2.3.3 The Court considered that, in light of the extensive documentary evidence produced by the assessee and the undisputed fact of repayment, mere reliance on such untested statements, without further enquiry or confrontation, could not lawfully sustain an addition.
Conclusions
2.3.4 The Court held that an addition under section 68 based solely or predominantly on statements of third parties, without affording cross-examination and without rebutting the assessee's documentary evidence by corroborative material, was untenable.
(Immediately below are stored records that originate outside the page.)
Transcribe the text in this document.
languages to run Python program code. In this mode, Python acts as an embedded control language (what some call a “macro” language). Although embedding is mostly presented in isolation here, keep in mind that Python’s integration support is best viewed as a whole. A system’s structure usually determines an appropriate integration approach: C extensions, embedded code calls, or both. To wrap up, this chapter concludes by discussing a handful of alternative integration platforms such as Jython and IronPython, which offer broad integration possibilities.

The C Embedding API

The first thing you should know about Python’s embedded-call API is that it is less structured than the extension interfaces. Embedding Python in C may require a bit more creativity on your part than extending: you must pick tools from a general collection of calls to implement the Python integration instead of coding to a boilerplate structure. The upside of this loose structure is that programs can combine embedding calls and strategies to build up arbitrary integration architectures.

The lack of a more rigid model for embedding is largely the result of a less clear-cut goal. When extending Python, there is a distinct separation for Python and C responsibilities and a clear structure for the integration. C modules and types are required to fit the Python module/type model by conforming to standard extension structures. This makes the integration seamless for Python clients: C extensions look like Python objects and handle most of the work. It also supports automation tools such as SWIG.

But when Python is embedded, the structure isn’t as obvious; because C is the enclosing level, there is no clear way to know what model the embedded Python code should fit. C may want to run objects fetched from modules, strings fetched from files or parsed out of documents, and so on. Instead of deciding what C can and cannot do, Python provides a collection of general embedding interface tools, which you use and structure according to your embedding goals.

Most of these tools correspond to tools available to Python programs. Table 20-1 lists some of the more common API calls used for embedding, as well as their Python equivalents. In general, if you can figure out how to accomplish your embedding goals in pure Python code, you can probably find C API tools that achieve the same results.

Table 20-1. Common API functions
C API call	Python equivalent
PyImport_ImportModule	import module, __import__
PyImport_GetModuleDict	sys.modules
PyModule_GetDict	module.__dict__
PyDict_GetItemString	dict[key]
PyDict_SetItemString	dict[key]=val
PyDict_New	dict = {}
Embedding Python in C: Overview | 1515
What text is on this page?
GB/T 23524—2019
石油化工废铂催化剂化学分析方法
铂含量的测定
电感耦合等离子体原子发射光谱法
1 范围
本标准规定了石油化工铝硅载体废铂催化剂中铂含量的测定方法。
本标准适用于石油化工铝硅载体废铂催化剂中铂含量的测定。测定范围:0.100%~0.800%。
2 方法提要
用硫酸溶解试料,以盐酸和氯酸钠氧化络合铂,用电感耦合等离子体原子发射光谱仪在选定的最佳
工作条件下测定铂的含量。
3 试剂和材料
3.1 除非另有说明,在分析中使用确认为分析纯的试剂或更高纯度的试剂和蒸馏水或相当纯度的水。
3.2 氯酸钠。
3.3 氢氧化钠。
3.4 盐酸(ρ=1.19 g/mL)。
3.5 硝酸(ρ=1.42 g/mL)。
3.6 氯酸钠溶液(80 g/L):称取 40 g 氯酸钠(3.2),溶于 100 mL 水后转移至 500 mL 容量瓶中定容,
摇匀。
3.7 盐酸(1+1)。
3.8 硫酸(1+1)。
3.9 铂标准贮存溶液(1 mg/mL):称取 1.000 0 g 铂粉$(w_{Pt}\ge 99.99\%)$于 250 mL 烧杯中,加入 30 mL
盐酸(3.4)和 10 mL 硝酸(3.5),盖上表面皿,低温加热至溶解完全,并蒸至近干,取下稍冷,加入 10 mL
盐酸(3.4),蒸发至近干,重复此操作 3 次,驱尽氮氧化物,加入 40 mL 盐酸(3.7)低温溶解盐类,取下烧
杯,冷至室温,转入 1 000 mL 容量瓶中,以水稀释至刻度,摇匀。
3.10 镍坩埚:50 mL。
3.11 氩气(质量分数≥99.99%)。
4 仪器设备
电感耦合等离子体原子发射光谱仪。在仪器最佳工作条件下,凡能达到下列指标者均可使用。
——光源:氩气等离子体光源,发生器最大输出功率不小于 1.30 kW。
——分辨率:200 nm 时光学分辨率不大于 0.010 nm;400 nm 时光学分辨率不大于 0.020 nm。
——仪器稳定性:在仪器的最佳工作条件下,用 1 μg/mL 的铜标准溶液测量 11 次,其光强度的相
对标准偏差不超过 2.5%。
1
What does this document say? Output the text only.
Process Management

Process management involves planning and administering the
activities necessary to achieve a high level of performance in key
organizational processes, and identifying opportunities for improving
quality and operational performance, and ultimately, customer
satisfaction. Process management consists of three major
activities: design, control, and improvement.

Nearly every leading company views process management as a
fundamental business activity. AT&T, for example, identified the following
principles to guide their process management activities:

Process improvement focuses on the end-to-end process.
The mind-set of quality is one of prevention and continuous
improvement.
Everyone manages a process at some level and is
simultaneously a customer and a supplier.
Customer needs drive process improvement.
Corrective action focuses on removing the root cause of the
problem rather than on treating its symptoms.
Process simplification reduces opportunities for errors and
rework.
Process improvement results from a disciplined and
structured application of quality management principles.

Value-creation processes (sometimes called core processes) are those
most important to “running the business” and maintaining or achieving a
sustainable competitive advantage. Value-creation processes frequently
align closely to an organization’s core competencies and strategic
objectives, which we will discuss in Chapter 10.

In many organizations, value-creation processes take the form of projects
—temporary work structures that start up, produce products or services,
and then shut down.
On this ground also, the addition was found unsustainable.
2.4 Relevance of subsequent repayment of loans through banking channels
Legal framework (as discussed)
2.4.1 The Court referred to decisions of the jurisdictional High Court and other High Courts wherein verified repayment of loans, and conduct of transactions through banking channels with interest payments, had been treated as a significant factor when examining additions under section 68.
Interpretation and reasoning
2.4.2 In the present case, it was undisputed that the assessee had repaid the loans to the concerned parties in subsequent years. The Court treated this as a relevant and material circumstance, particularly when the repayments were routed through banking channels and supported by bank statements and related documentation.
2.4.3 The Court rejected the contention that such repayments were irrelevant or incapable of affecting the character of the original transaction. Instead, guided by the cited precedents, it held that repayment, when duly evidenced and accepted by the Revenue, materially supports the genuineness of the original credit.
Conclusions
2.4.4 The Court concluded that the fact of verified repayment of loans through banking channels in subsequent years substantially reinforced the assessee's explanation regarding the genuineness of the loans and was one of the principal grounds justifying deletion of the addition under section 68.